Learning Hyperedge Replacement Grammars for Graph Generation

TL;DR

This paper introduces a novel method for learning hyperedge replacement grammars from clique trees to generate realistic graphs that preserve both global properties and local substructures, advancing graph modeling techniques.

Contribution

The work presents a new approach to extract HRGs from clique trees for graph generation, capturing both global and local network features.

Findings

Generated graphs match original network properties

Preserves local substructures in new graphs

Effective on large real-world networks

Abstract

The discovery and analysis of network patterns are central to the scientific enterprise. In the present work, we developed and evaluated a new approach that learns the building blocks of graphs that can be used to understand and generate new realistic graphs. Our key insight is that a graph's clique tree encodes robust and precise information. We show that a Hyperedge Replacement Grammar (HRG) can be extracted from the clique tree, and we develop a fixed-size graph generation algorithm that can be used to produce new graphs of a specified size.
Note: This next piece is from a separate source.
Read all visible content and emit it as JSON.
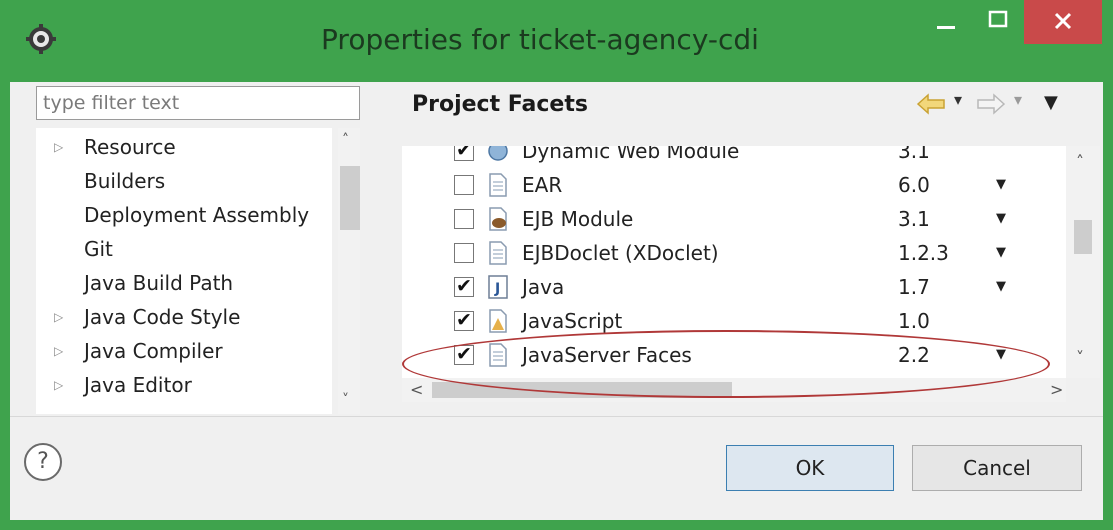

In experiments on large real-world graphs, we show that graphs generated from the HRG approach exhibit a diverse range of properties that are similar to those found in the original networks. In addition to graph properties like degree or eigenvector centrality, what a graph "looks like" ultimately depends on small details in local graph substructures that are difficult to define at a global level. We show that the HRG model can also preserve these local substructures when generating new graphs.